One of Ours
Book II: Enid
Chapter I
0ne afternoon that spring Claude was sitting on the long flight of granite
steps that leads up to the State House in Denver. He had been looking at the
collection of Cliff Dweller remains in the Capitol, and when he came out into
the sunlight the faint smell of fresh-cut grass struck his nostrils and
persuaded him to linger. The gardeners were giving the grounds their first light
mowing. All the lawns on the hill were bright with daffodils and hyacinths. A
sweet, warm wind blew over the grass, drying the waterdrops. There had been
showers in the afternoon, and the sky was still a tender, rainy blue, where it
showed through the masses of swiftly moving clouds.
Claude had been away from home for nearly a month. His father had sent him
out to see Ralph and the new ranch, and from there he went on to Colorado
Springs and Trinidad. He had enjoyed travelling, but now that he was back in
Denver he had that feeling of loneliness which often overtakes country boys in a
city; the feeling of being unrelated to anything, of not mattering to anybody.
He had wandered about Colorado Springs wishing he knew some of the people who
were going in and out of the houses; wishing that he could talk to some of those
pretty girls he saw driving their own cars about the streets, if only to say a
few words. One morning when he was walking out in the hills a girl passed him,
then slowed her car to ask if she could give him a lift. Claude would have said
that she was just the sort who would never stop to pick him up, yet she did, and
she talked to him pleasantly all the way back to town. It was only twenty
minutes or so, but it was worth everything else that happened on his trip. When
she asked him where she should put him down, he said at the Antlers, and blushed
so furiously that she must have known at once he wasn't staying there.
He wondered this afternoon how many discouraged young men had sat here on the
State House steps and watched the sun go down behind the mountains. Every one
was always saying it was a fine thing to be young; but it was a painful thing,
too. He didn't believe older people were ever so wretched. Over there, in the
golden light, the mass of mountains was splitting up into four distinct ranges,
and as the sun dropped lower the peaks emerged in perspective, one behind the
other. It was a lonely splendour that only made the ache in his breast the
stronger. What was the matter with him, he asked himself entreatingly. He must
answer that question before he went home again.
The statue of Kit Carson on horseback, down in the Square, pointed Westward;
but there was no West, in that sense, any more. There was still South America;
perhaps he could find something below the Isthmus.
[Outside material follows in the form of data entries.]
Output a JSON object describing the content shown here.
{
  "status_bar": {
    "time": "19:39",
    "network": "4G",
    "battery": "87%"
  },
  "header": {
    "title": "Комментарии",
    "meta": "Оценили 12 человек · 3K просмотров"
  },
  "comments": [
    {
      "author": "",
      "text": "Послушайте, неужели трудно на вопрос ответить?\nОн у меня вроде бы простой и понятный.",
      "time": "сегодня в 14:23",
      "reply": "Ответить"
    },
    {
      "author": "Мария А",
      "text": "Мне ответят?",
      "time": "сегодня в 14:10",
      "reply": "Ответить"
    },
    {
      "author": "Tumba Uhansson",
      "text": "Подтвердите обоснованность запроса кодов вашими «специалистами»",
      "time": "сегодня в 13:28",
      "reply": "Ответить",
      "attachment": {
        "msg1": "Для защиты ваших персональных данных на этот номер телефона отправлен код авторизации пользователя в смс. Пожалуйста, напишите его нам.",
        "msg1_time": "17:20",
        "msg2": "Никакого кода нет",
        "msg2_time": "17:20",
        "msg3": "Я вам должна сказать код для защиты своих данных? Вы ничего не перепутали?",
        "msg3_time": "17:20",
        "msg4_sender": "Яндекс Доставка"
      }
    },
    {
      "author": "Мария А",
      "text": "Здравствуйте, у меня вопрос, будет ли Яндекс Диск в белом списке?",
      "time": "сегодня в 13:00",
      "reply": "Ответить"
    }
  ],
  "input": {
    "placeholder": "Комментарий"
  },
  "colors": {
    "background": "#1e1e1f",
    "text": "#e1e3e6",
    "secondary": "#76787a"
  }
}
Here the sky was like a lid
shut down over the world; his mother could see saints and martyrs behind it.
Well, in time he would get over all this, he supposed. Even his father had
been restless as a young man, and had run away into a new country. It was a
storm that died down at last,—but what a pity not to do anything with it! A
waste of power—for it was a kind of power; he sprang to his feet and stood
frowning against the ruddy light, so deep in his struggling thoughts that he did
not notice a man, mounting from the lower terraces, who stopped to look at him.
The stranger scrutinized Claude with interest. He saw a young man standing
bareheaded on the long flight of steps, his fists clenched in an attitude of
arrested action,—his sandy hair, his tanned face, his tense figure
copper-coloured in the oblique rays. Claude would have been astonished if he
could have known how he seemed to this stranger.